I am the vine; you are the branches. If you remain in me and I in you, you will bear much fruit; apart from me you can do nothing.
John 15:5


What gets in the way of your spiritual journey? What kinds of things do you do to avoid hearing the still small voice of God? 

Thursday, January 06, 2011

Twenty for Twenty-Eleven

I met Gary Molander briefly at Echo Conference in Dallas last July. Looking back, I wish I'd taken some more time to get to know him better. If you haven't heard of him, check him out. You'll be glad you did.

Gary's blog has been an inspiration to me on a lot of levels, but he has really knocked it out of the park this week. It's as if he is writing specifically to me especially when he posted about the 20 things he wants people to write about.

Those of you that read my blog (all 3 of you) know that I run "hot" and "cold" in my blogging activities. I hope to change that and I'll use Gary's list as my motivation. For the next twenty weeks, Mondays will be known as GaryMo Mondays and I'll drop a post on one of the topics on Gary's list (in no particular order). Ironically, some of the topics I already have posts started on and others are things that have been rolling around in my head for some time that I've just never sat down to organize my thoughts on.

I'm excited about this. Some of the topics are things I've been dying to talk about and some of them scare me to death. It's time that I use this blog the way I intended from the beginning:

To ask the hard questions. My questions. To acknowledge that I have them. To let it be okay. To engage in the conversations. The difficult conversations. To speak the truth. To have the truth spoken to me.

To move CLOSER to God.

Monday, January 03, 2011

It's a new year, so it's time for a new...WORD?

I'm not a New Year's resolution kinda guy.

Never have been.

It's always seemed to me that most people set themselves up for failure when the make resolutions. They choose lofty goals and then when they find out that change is hard all they can see is how far away from the end game they are and don't focus on the little victories right in front of them.

And then they give up.

And they do it again the next year.

I went to a small get-together on New Year's Eve and there was a discussion about making more goal-based resolutions. Instead of saying "I want to lose weight." say "I'm going to run a half-marathon in April." It kinda makes sense. You'll probably lose weight if you're training to run a half-marathon, but the cynic in me says what do you do when you find out you hate to run?

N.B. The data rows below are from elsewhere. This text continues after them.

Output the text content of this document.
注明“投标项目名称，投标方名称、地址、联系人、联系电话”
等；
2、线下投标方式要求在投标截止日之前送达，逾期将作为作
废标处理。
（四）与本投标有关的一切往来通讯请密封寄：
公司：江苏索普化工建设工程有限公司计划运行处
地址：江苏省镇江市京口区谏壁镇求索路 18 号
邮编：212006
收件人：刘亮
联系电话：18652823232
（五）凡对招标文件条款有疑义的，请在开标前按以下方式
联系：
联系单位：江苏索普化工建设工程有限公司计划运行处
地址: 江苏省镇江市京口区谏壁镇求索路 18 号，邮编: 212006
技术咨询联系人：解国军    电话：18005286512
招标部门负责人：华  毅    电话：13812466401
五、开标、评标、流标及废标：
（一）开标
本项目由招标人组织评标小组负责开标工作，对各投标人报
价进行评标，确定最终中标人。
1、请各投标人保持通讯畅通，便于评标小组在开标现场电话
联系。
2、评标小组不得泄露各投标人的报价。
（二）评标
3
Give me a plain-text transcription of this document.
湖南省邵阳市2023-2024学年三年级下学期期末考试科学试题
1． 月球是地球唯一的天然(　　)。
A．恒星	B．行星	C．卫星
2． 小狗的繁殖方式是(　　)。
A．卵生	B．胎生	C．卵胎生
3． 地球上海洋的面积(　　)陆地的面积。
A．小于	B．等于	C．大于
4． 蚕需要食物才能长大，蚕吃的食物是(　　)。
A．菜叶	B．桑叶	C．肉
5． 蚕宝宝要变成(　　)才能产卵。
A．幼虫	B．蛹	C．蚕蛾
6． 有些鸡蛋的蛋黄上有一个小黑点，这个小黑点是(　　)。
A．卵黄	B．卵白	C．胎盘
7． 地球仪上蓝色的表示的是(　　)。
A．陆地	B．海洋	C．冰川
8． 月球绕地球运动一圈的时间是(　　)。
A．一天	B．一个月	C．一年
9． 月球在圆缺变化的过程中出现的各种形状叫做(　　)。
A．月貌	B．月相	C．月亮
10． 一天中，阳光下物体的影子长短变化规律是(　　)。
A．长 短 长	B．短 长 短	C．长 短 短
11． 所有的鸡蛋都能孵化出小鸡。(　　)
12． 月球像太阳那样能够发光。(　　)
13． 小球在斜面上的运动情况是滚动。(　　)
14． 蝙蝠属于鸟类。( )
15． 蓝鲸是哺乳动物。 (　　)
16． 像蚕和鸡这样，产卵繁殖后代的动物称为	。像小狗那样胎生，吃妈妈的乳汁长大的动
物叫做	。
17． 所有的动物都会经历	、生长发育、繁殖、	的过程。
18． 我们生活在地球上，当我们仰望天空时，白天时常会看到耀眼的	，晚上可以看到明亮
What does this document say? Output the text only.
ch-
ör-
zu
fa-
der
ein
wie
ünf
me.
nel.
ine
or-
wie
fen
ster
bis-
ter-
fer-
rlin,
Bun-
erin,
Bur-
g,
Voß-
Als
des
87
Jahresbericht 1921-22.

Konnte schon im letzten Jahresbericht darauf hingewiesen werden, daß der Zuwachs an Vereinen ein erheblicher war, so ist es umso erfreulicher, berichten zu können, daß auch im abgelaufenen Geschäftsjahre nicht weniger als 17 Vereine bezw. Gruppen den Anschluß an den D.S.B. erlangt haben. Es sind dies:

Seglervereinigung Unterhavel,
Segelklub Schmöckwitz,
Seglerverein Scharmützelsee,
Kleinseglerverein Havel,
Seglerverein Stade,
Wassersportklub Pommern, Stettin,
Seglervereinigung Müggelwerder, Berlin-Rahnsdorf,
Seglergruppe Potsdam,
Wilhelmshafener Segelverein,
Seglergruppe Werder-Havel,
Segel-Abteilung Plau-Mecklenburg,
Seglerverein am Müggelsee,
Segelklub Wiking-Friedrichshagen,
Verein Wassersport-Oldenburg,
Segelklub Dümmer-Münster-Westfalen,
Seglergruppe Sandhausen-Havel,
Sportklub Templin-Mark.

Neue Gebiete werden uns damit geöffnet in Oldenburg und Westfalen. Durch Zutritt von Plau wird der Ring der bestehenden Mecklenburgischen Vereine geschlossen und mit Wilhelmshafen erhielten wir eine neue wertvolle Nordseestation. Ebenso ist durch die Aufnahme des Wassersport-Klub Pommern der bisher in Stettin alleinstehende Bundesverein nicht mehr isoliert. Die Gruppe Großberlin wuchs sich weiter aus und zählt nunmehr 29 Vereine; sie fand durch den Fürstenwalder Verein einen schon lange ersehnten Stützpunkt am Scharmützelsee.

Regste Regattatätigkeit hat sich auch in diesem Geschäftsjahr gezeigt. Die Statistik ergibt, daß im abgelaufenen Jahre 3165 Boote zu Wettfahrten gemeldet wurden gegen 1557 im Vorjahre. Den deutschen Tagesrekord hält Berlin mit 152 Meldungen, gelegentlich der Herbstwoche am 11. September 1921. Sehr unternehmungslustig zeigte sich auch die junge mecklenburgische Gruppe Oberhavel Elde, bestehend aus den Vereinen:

I started thinking that it would be better to just pick a theme, a word maybe, that could define the new year for me. Genius, I thought. I even had the word picked out. Then, my friend Katie posted on New Year's Day her One Word 2011... post.

Wow...she beat me to it.

or

Great minds think alike! Heh.

It turns out that Katie was inspired by this post from Alece and after reading it and a few other things on Alece's blog...yeah, so am I. Inspired. Completely. Once again, God comes up with a way to show me how blessed I am when I'm wallowing around in my junk.

So, that said, what's my word? Just like Katie, I'm going with SURRENDER.

It's the word that everything else follows. If I surrender to Jesus, nothing else can get in the way. If I do it His way, there can be no question in the choices I make or the actions I take.

But there are questions...mostly in me. And that tells me that I haven't truly surrendered. I haven't let go. I'm still doing a lot of things my way.

That's the truth about me.

What about you? Will you take the "One Word" challenge for 2011? What's your word?